Memory, all alone in health care?

If you want to go fast, go alone.  If you want to go far, go together.  – African proverb

I am sometimes asked which of my past experiences has helped me most in my current work at North Star. I’m not quick enough to give my best answer on the spot, so I usually mumble something about years working on public-private partnerships. Afterwards though it comes to me: Memory!

No not memory the noun, Memory the game! You know, the one where you take all the cards and line them up face down, and then turn them over two at a time and try to make matching pairs?

North Star works with more than sixty different partners to provide health care at 21 roadside health clinics in nine countries. This year we’ll double that number of clinics and probably add just as many new partners, all of which contribute in different ways (cash, in-kind); at different levels (local, national, regional, international) and with different motivations (occupational health, personal health, public health).

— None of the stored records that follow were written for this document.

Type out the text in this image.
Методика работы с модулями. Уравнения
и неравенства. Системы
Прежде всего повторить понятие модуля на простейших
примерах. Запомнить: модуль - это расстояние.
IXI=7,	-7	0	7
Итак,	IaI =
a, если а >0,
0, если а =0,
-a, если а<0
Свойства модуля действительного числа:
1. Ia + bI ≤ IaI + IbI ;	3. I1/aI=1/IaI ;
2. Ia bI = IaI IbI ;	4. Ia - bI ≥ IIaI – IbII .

Our partners are bound together by a common goal: to stop the spread of disease by reducing risk and improving health care for people on the move. But it turns out that a shared goal doesn’t translate into shared needs. Meeting and matching all those different needs makes up a lot of what we do here at North Star. We’re constantly turning over new opportunities and then trying to match them with others that we’ve already uncovered.

Is all the match-making worth it? Aren’t all the meetings a drain on energy and resources? Don’t the compromises affect the quality of service? Wouldn’t it be easier just to do it “our way, everyday?”

The answer to all these questions is “yes”… in the short run. It is quicker, easier and cheaper to set up roadside health clinic alone. (Trust me: we’ve tried it!) But without the support of partners – public and private –  it is much more expensive and difficult to sustain it, and the overall impact is reduced. (Trust me again: we’ve learned this one the hard way!)

Our experiences over the last four years have reaffirmed for me what wiser people discovered long ago: health is a collective endeavour. No single group or organization can deliver “it” on their own. If it takes a village to raise a child, it takes almost the entire world to keep them healthy. Think about it: from too much stress at work to the Mexican flu, illness stems from many sources. Equally, the scan at the airport that stopped SARS from reaching your community, and the malaria medicine grown in China prevent and treat sickness. It takes  companies, communities and countries to provide a full continuum of care and well-being. Like the environment, health is an undeniable tribute to the adagium: we’re all in it together folks.

So if we’re all in it together, why aren’t we all spending more time talking to each other and trying to match our competences and discover new synergies? The most common answer is that “it’s too difficult”. Nonsense! You probably learnt the most important skills as a child. Game of Memory anyone?